In a significant but highly under-reported decision, the U.S. Supreme Court has ruled that the U.S. Constitution does not allow states to mandate that courts sentence juveniles convicted of murder to a sentence of life in prison without possibility of parole.
Twenty-nine states, including Florida, have such a law on their books.
The case, Miller v. Alabama and Jackson v. Hobbs, was argued before the nation’s highest court by Bryan Stevenson, executive director and founder of the Alabama-based Equal Justice Initiative (EJI).
“This is an important win for children,” Stevenson said in a story posted on the EJI website.
“The court took a significant step forward by recognizing the fundamental unfairness of mandatory death-in-prison sentences that don’t allow ‘sentencers’ to consider the unique status of children and their potential for change,” said Stevenson, who is also on the law faculty of New York University School of Law.
“The court has recognized that children need additional attention and protection in the criminal justice system.”
The NAACP hailed the 5-4 decision handed down Monday as “a big step forward for the American justice system.”
“When it comes to juveniles, life sentences without possibility of parole indeed constitute cruel and unusual punishment. Judicial discretion is extremely important in these cases, but the NAACP will continue to fight until the sentences are banned outright,” NAACP president and CEO Benjamin Todd Jealous said in a statement.

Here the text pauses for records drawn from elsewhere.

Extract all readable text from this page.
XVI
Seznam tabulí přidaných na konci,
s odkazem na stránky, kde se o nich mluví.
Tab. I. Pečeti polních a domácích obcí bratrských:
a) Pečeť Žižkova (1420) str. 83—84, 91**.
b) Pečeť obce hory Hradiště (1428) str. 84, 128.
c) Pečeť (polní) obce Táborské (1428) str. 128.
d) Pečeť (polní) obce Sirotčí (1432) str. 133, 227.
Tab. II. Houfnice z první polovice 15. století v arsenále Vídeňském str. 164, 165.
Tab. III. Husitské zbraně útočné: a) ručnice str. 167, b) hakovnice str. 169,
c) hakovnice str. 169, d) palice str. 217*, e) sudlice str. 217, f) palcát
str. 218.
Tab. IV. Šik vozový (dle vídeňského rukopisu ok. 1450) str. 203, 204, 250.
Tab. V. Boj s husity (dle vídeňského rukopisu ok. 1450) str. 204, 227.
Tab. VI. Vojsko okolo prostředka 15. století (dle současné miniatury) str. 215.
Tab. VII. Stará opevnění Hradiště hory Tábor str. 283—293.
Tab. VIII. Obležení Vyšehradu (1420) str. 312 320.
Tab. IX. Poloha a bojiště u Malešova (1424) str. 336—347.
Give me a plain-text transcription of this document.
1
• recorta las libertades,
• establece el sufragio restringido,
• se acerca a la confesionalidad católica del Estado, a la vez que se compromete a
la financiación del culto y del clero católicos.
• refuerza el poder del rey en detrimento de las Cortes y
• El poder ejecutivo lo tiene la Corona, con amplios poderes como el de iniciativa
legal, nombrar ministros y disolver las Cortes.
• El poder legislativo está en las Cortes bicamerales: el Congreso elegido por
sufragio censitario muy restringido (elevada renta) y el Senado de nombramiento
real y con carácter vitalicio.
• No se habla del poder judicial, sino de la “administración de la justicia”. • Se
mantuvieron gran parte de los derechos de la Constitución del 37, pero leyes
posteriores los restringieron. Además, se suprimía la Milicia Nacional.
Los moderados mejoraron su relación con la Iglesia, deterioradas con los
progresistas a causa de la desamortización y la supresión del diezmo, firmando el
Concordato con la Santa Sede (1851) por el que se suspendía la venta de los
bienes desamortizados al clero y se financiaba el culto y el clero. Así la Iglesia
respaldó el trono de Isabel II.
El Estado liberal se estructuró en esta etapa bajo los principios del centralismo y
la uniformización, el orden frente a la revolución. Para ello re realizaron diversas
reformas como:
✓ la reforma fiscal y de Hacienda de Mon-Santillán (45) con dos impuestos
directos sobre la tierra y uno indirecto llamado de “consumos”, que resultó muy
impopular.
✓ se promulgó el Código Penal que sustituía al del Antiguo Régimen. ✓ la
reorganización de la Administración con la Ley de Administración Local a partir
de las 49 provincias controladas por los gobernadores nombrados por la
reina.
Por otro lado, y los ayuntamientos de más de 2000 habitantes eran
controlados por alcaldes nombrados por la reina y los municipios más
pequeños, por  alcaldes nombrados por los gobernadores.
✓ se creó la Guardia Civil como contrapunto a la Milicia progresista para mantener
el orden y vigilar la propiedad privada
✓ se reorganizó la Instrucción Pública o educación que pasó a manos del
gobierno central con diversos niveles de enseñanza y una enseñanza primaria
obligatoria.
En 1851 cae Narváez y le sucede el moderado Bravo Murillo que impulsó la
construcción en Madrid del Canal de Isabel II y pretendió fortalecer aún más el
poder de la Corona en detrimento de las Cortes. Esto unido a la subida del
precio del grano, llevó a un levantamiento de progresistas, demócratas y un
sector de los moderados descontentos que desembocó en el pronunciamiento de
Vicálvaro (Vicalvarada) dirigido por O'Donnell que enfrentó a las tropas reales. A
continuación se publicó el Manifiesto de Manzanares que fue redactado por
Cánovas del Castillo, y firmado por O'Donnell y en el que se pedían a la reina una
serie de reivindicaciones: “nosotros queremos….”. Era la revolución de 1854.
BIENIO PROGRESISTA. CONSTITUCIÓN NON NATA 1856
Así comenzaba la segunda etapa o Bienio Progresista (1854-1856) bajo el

Justice Elena Kagan, who wrote the opinion for the majority, said according to an Associated Press report that “mandatory life without parole for those under the age of 18 at the time of their crimes violates the Eighth Amendment’s prohibition on ‘cruel and unusual punishment.’”
Kagan pointed to children’s diminished culpability and heightened capacity for change, adding, “We think appropriate occasions for sentencing juveniles to this harshest possible penalty will be uncommon.”
Justices Anthony Kennedy, Ruth Bader Ginsburg, Stephen Breyer and Sonia Sotomayor joined Kagan to form the majority.
Chief Justice John Roberts and Justices Antonin Scalia, Clarence Thomas and Samuel Alito dissented.
“Neither the text of the Constitution or our precedent prohibits legislatures from requiring that juvenile murderers be sentenced to life without parole,” Roberts said.
The ruling requires the lower courts to hold new sentencing hearings in which judges must consider children’s individual characters and life circumstances, including age, as well as the circumstances of the crime.
Today’s ruling affects hundreds of individuals whose sentences did not take their age or other mitigating factors into account. They include Kuntrell Jackson and Evan Miller, in whose names Stevenson and the EJI brought the lawsuit.
They were sentenced to life in prison without parole at 14 and are now entitled to new sentencing hearings.
But the ruling also leaves open the possibility that judges could sentence juveniles to life without parole in individual cases of murder —though not automatically.
The Equal Justice Institute, in two previous cases, had convinced the court to rule against the death sentence for juveniles and against life without parole in non-homicide cases.
EJI research showed that all of the 73 children aged 13 and 14 sent to prison without the possibility of parole are blacks and Latinos. Seven were
involved in incidents in which no one was killed. They include a 14-year-old Latino boy in California in a case in which no one was injured.
According to the NAACP, “racial disparities remain extremely pronounced in the Juvenile Justice system. African American children are 10 times more likely than their white peers to be sentenced to life in prison without the possibility of parole.”